The scene ends when Mankiewicz pukes on the floor. This actually did happen to Mankiewicz at some Hollywood gathering, prompting one of Mankiewicz’s famous ad-libs when he said to the etiquette-conscious host regarding him in horror, “Don’t worry, the white wine came up with the fish.”

The dinner party scene is a garbled mess, though Fincher seems to have lavished elaborate care upon it. It’s hard to know what exactly he was going for, when the result is cumbersomely shot and paced like a funeral. I had lots of opportunities to pay attention to the extras in the scene, looking for a friend and former student of mine named Scarlet who happened to be playing Bette Davis dressed as a bearded lady. She gets a few extended shots in the background. (Hi Scarlet! You looked great! Shooting that scene must’ve been hell on the extras!)

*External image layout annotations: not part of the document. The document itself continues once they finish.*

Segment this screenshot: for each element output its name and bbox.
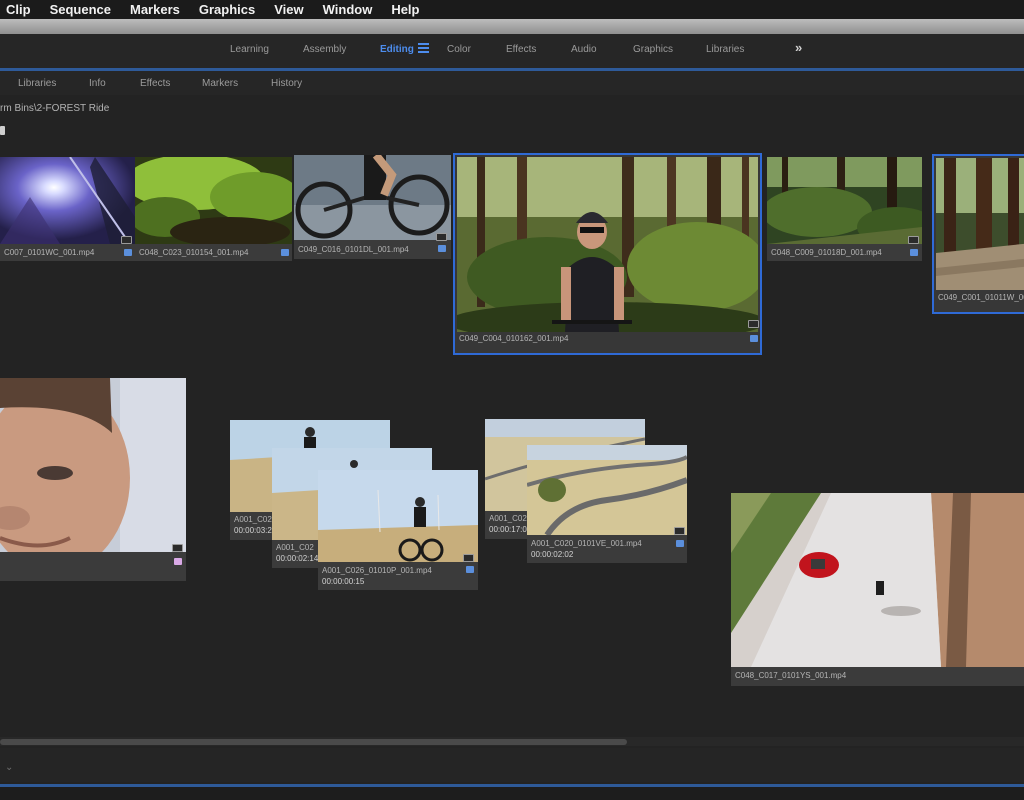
clip-type-icon xyxy=(463,554,474,562)
panel-tab-bar: Libraries Info Effects Markers History xyxy=(0,71,1024,95)
workspace-effects[interactable]: Effects xyxy=(506,44,536,55)
label-color-badge xyxy=(676,540,684,547)
menu-help[interactable]: Help xyxy=(391,2,419,17)
workspace-audio[interactable]: Audio xyxy=(571,44,597,55)
bin-icon[interactable] xyxy=(0,126,5,135)
title-bar xyxy=(0,19,1024,34)
tab-markers[interactable]: Markers xyxy=(202,78,238,89)
clip-duration: 00:00:00:15 xyxy=(322,577,365,586)
clip-type-icon xyxy=(908,236,919,244)
clip-type-icon xyxy=(674,527,685,535)
clip-name: C049_C004_010162_001.mp4 xyxy=(459,334,569,343)
clip-duration: 00:00:17:0 xyxy=(489,525,527,534)
clip-duration: 00:00:03:2 xyxy=(234,526,272,535)
status-bar xyxy=(0,787,1024,800)
clip-type-icon xyxy=(121,236,132,244)
clip-thumbnail-selected[interactable]: C049_C001_01011W_001 xyxy=(932,154,1024,314)
workspace-assembly[interactable]: Assembly xyxy=(303,44,346,55)
label-color-badge xyxy=(466,566,474,573)
clip-preview-image xyxy=(527,445,687,535)
clip-duration: 00:00:02:02 xyxy=(531,550,574,559)
tab-info[interactable]: Info xyxy=(89,78,106,89)
clip-thumbnail[interactable]: C048_C023_010154_001.mp4 xyxy=(135,157,292,261)
clip-name: A001_C02 xyxy=(234,515,272,524)
clip-thumbnail[interactable]: C048_C017_0101YS_001.mp4 xyxy=(731,493,1024,686)
clip-name: A001_C02 xyxy=(489,514,527,523)
menu-graphics[interactable]: Graphics xyxy=(199,2,255,17)
menu-sequence[interactable]: Sequence xyxy=(50,2,111,17)
premiere-window: { "menu": ["Clip", "Sequence", "Markers"… xyxy=(0,0,1024,800)
label-color-badge xyxy=(750,335,758,342)
clip-preview-image xyxy=(457,157,758,332)
label-color-badge xyxy=(174,558,182,565)
clip-name: C049_C001_01011W_001 xyxy=(938,293,1024,302)
menu-clip[interactable]: Clip xyxy=(6,2,31,17)
clip-thumbnail[interactable]: C007_0101WC_001.mp4 xyxy=(0,157,135,261)
bottom-panel xyxy=(0,748,1024,782)
tab-history[interactable]: History xyxy=(271,78,302,89)
clip-preview-image xyxy=(936,158,1024,290)
scrollbar-thumb[interactable] xyxy=(0,739,627,745)
clip-type-icon xyxy=(436,233,447,241)
label-color-badge xyxy=(124,249,132,256)
tab-libraries[interactable]: Libraries xyxy=(18,78,56,89)
clip-thumbnail-selected[interactable]: C049_C004_010162_001.mp4 xyxy=(453,153,762,355)
clip-thumbnail[interactable]: C048_C009_01018D_001.mp4 xyxy=(767,157,922,261)
clip-thumbnail[interactable]: C049_C016_0101DL_001.mp4 xyxy=(294,155,451,259)
clip-preview-image xyxy=(135,157,292,244)
clip-name: C048_C017_0101YS_001.mp4 xyxy=(735,671,847,680)
clip-preview-image xyxy=(731,493,1024,667)
more-workspaces-icon[interactable]: » xyxy=(795,40,802,55)
workspace-editing[interactable]: Editing xyxy=(380,44,414,55)
workspace-color[interactable]: Color xyxy=(447,44,471,55)
workspace-libraries[interactable]: Libraries xyxy=(706,44,744,55)
workspace-menu-icon[interactable] xyxy=(418,43,429,55)
menu-markers[interactable]: Markers xyxy=(130,2,180,17)
menu-window[interactable]: Window xyxy=(323,2,373,17)
clip-name: C049_C016_0101DL_001.mp4 xyxy=(298,245,409,254)
clip-preview-image xyxy=(318,470,478,562)
label-color-badge xyxy=(910,249,918,256)
clip-duration: 00:00:02:14 xyxy=(276,554,319,563)
clip-name: A001_C020_0101VE_001.mp4 xyxy=(531,539,642,548)
clip-type-icon xyxy=(748,320,759,328)
clip-name: C007_0101WC_001.mp4 xyxy=(4,248,95,257)
clip-type-icon xyxy=(172,544,183,552)
clip-preview-image xyxy=(767,157,922,244)
workspace-bar: Learning Assembly Editing Color Effects … xyxy=(0,34,1024,68)
clip-thumbnail[interactable]: A001_C026_01010P_001.mp4 00:00:00:15 xyxy=(318,470,478,590)
chevron-down-icon[interactable]: ⌄ xyxy=(5,762,13,773)
label-color-badge xyxy=(281,249,289,256)
clip-preview-image xyxy=(0,378,186,552)
menu-bar: Clip Sequence Markers Graphics View Wind… xyxy=(0,0,1024,19)
workspace-learning[interactable]: Learning xyxy=(230,44,269,55)
label-color-badge xyxy=(438,245,446,252)
clip-thumbnail[interactable] xyxy=(0,378,186,581)
workspace-graphics[interactable]: Graphics xyxy=(633,44,673,55)
clip-preview-image xyxy=(294,155,451,240)
clip-thumbnail[interactable]: A001_C020_0101VE_001.mp4 00:00:02:02 xyxy=(527,445,687,563)
menu-view[interactable]: View xyxy=(274,2,303,17)
clip-name: C048_C009_01018D_001.mp4 xyxy=(771,248,882,257)
clip-name: A001_C02 xyxy=(276,543,314,552)
clip-preview-image xyxy=(0,157,135,244)
bin-path: rm Bins\2-FOREST Ride xyxy=(0,103,110,114)
clip-name: A001_C026_01010P_001.mp4 xyxy=(322,566,432,575)
clip-name: C048_C023_010154_001.mp4 xyxy=(139,248,249,257)
tab-effects[interactable]: Effects xyxy=(140,78,170,89)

Even if the script had been powerful — written by Fincher’s father Jack back in the 1990s, and carefully preserved by his son — the way it’s filmed is so blandly unmemorable, it would’ve done much to undercut it. The film’s lax flashback structure from Mankiewicz’s point-of-view seems to be in contrast to Citizen Kane’s dynamic flashback structure from multiple, contradictory points-of-view, just as Mank’s blah cinematography could be run alongside Citizen Kane to demonstrate what not to do with black-and-white film. Weird gimmicks like the “cigarette burns” in the upper right corner of the frame and soundtrack pops which characterized the movie projection process in 1941 are included in Mank to no real purpose other than to make you think momentarily that there’s been some mistake.

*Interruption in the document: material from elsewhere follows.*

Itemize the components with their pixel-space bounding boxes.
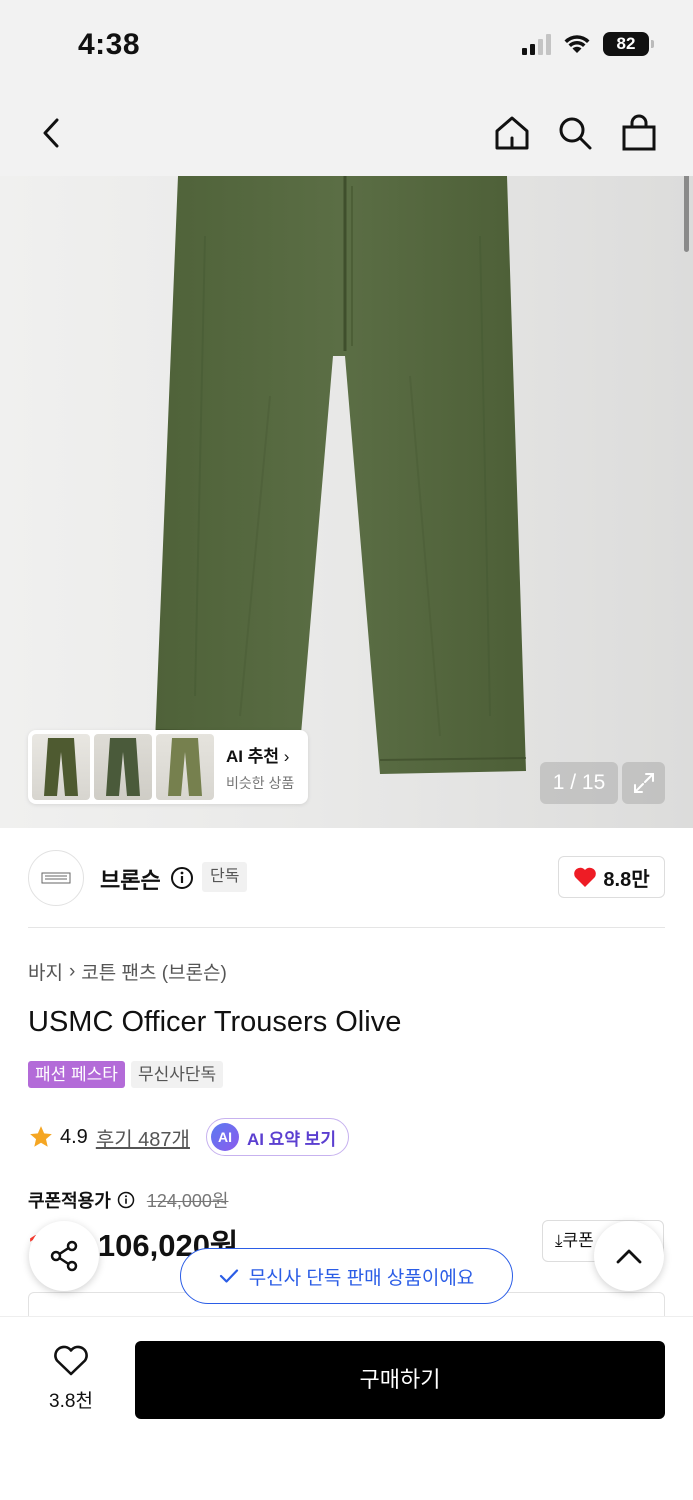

Both Mank and Citizen Kane feature legendary, tormented, contradictory men at the center of the narrative. But Mank is so insistent that its hero was a total mensch maddened by the vile power politics of Hollywood that it undercuts the fascination of Mankiewicz’s obsessive drinking, gambling, and wisecracking. All this stylistic and narrative evocation of Citizen Kane to no clear purpose is maybe the biggest irritation in a mass of Mank-related irritations.

The best advice is probably just to skip Mank, watch Citizen Kane (or Barton Fink), and read a biography of the Mankiewicz brothers. You’ll have a far better time.